One of the plaintiffs, Mrs. Reid, had an office on the second floor above Intermoun-tain and testified that while she could hear the' outbursts of noise, the sounds were muffled. This was the entire extent of plaintiffs’ rebuttal to Mutual’s and Inter-mountain’s testimony respecting the intensity of the noise. Undoubtedly the noise was muffled when it reached Mrs. Reid because there was a solid cement floor separating the second floor from the main floor. While plaintiffs disputed that parking was a problem, they did not contradict the testimony of several Mutual agents that the frequent outbursts of noise were so upsetting that they did not attempt to conduct any sales work on the premises, but were forced to visit prospective buyers in their homes. Mutual’s space and Inter-mountain’s space were separated only by a thin portable wall installed over the carpet. One of the principals of Intermountain testified that its business and Mutual’s business “clashed.” He stated that Mutual was endeavoring to conduct a professional business on a different level from that of Intermountain. Mutual did not make a hasty decision to vacate but exhausted all of its resources and patience to solve the disruption. But despite its pleas and plaintiffs’ attempts, the operation of the two side-by-side businesses was simply not compatible.
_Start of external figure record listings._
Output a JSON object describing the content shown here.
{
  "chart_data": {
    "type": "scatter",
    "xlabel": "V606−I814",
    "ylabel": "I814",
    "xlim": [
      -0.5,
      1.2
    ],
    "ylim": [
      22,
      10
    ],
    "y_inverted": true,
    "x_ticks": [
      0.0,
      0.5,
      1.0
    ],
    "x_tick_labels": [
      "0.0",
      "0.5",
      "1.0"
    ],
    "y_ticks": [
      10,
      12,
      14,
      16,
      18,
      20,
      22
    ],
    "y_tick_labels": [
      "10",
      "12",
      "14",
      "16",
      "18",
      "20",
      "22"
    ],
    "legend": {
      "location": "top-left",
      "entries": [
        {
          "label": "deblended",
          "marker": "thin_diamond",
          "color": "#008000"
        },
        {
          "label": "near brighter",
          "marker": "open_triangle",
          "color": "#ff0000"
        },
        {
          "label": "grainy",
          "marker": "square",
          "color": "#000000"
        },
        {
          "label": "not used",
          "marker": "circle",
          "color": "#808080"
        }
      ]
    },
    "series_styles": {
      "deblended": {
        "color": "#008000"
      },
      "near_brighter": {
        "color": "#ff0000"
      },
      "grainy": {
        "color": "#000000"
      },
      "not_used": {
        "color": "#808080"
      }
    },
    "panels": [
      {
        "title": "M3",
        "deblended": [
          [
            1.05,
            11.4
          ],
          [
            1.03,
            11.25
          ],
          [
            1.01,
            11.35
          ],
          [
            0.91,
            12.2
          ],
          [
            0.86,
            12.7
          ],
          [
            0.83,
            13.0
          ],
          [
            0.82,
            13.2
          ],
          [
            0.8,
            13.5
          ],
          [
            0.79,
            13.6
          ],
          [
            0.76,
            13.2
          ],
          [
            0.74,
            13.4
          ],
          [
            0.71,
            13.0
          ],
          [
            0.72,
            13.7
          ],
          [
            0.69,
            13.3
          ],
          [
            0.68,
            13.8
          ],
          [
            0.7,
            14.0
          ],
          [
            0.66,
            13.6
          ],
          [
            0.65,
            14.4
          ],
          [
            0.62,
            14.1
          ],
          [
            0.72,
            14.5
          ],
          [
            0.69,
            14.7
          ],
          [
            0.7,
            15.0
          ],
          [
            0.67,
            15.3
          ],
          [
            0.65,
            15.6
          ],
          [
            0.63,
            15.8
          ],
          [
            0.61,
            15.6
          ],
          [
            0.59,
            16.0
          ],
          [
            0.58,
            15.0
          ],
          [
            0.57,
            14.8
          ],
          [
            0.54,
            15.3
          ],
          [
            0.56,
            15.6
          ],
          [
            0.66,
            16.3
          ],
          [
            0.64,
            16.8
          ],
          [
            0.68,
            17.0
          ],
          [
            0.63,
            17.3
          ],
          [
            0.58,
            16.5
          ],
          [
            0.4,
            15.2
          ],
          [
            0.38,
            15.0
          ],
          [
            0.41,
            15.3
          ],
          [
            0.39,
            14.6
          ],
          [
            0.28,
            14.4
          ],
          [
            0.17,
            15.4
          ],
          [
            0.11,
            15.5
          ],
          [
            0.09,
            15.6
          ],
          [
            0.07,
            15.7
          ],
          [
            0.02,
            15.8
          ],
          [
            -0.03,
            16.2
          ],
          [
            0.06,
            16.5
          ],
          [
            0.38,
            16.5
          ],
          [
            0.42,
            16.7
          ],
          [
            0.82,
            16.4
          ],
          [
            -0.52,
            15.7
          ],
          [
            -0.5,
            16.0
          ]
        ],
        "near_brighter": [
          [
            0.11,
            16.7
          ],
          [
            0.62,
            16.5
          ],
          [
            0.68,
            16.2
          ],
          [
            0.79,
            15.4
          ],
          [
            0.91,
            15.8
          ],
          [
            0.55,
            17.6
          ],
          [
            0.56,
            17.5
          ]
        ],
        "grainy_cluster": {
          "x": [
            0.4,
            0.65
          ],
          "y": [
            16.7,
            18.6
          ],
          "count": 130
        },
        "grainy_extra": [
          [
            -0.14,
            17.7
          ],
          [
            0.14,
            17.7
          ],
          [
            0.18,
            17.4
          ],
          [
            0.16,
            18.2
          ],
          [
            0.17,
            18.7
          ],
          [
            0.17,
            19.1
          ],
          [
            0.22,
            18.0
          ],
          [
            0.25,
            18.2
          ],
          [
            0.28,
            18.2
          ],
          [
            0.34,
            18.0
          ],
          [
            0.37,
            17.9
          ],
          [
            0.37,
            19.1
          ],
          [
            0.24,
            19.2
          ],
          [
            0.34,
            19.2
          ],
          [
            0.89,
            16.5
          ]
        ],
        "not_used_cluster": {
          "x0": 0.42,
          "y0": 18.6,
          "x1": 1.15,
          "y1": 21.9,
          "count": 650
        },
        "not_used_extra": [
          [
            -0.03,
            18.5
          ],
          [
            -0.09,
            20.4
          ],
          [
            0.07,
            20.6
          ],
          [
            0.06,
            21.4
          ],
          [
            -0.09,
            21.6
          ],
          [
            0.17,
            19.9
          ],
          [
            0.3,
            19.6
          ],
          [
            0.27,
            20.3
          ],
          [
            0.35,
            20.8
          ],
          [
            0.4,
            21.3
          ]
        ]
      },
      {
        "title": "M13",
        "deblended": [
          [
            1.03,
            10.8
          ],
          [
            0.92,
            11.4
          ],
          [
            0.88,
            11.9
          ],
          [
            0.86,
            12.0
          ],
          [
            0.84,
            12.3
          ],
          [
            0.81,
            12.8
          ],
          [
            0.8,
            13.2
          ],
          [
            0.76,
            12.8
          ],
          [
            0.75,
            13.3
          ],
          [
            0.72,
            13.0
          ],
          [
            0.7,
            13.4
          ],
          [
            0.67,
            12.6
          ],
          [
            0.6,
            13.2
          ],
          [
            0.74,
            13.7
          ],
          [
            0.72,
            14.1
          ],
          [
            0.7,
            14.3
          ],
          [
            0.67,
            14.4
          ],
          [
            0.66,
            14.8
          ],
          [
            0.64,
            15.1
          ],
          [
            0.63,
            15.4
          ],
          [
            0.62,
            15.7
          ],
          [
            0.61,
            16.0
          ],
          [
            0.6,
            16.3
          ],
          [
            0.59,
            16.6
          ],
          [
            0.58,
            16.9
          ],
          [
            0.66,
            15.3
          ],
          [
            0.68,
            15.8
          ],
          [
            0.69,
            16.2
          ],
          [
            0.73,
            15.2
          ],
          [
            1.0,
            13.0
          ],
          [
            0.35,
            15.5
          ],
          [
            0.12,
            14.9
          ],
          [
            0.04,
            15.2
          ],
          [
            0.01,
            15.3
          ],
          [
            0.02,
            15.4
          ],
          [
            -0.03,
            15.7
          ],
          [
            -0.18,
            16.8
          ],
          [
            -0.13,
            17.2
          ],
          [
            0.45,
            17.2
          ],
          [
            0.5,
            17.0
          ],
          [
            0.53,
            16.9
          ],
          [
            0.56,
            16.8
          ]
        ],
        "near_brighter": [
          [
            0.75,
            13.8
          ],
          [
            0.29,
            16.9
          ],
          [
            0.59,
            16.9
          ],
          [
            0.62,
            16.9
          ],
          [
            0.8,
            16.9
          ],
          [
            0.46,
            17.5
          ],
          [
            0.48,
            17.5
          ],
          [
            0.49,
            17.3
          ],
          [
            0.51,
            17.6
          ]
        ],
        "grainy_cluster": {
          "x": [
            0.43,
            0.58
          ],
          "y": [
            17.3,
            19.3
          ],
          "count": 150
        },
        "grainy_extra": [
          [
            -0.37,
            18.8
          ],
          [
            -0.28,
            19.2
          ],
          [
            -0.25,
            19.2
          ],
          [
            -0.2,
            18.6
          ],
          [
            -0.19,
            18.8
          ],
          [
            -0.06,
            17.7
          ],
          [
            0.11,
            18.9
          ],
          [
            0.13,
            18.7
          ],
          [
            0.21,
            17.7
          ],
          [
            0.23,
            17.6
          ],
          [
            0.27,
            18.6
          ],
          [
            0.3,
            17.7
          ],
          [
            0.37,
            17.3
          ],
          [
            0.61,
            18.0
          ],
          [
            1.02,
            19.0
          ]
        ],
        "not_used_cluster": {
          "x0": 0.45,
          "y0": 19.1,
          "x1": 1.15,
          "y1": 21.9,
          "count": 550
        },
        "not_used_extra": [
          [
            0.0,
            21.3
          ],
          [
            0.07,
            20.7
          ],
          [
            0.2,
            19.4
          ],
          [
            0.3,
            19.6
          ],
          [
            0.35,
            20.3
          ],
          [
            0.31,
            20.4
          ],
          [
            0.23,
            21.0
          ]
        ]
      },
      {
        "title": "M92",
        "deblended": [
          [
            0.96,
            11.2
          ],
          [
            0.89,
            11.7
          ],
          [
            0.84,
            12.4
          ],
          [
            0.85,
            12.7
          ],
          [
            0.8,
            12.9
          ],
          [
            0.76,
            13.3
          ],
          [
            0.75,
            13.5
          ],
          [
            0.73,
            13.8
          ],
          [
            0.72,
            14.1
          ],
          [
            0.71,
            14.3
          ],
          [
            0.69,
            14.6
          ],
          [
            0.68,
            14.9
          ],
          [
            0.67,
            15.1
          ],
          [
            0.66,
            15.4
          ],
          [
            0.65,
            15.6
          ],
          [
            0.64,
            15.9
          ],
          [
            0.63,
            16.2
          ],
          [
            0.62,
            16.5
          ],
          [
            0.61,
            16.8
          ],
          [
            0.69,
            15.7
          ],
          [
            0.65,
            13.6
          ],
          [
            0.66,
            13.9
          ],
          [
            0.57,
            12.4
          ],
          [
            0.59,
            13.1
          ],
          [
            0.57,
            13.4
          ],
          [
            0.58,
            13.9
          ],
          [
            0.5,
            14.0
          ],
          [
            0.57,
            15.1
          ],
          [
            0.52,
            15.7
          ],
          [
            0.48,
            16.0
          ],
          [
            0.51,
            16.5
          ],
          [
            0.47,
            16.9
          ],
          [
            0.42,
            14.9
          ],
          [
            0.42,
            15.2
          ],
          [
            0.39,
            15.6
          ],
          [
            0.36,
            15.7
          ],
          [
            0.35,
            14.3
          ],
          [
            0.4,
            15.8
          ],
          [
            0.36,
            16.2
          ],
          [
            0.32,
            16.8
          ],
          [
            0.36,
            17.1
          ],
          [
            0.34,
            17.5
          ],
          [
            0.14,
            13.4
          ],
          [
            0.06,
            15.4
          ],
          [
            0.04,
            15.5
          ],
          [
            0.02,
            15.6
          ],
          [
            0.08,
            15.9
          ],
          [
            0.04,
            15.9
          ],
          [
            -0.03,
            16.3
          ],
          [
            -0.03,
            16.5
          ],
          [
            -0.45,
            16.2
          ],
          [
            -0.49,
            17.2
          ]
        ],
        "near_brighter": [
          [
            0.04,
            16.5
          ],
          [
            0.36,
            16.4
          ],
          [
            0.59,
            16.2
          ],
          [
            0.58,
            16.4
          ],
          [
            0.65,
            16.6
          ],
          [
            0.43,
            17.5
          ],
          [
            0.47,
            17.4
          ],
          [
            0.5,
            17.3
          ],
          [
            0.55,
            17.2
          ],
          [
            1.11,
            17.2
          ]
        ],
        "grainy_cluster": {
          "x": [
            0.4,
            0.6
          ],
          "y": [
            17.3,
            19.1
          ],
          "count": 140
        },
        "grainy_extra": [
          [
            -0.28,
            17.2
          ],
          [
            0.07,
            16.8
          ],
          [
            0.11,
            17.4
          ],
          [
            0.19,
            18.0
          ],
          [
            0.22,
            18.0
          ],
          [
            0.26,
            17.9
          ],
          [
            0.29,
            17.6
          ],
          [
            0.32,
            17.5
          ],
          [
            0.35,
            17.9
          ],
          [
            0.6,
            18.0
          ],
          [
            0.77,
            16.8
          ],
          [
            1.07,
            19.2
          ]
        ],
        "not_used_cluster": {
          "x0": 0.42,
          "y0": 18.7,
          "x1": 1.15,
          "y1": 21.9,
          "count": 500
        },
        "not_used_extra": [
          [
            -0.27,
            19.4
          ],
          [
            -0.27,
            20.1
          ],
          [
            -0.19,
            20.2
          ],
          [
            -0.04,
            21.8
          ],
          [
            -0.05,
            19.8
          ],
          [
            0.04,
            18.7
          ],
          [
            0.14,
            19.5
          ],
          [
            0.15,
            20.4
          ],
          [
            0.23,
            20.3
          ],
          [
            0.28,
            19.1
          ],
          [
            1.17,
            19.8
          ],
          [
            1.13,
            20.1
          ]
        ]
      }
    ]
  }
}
The trial judge erred in requiring Mutual to tolerate and suffer more noise than it had already endured.
The trial court also based its decision in part on the faulty premise that Mutual had not shown that it had lost any business. Our cases do not require that such a showing be made to constitute a constructive *912eviction. Barker v. Utah Oil Refining Co., Ill Utah at 312, 178 P.2d at 388, held that there is a constructive eviction when the landlord, without intent to oust the tenant, “does some act which deprives the tenant of the beneficial enjoyment of the demised premises or materially impairs such enjoyment.” That is all that is required, and the fact that Mutual did not attempt to prove any loss of business is immaterial.
I would reverse the judgment entered below and remand the case to the trial court with instructions to dismiss plaintiffs’ complaint.
STEWART, J., concurs in the concurring and dissenting opinion of HOWE, Associate C.J.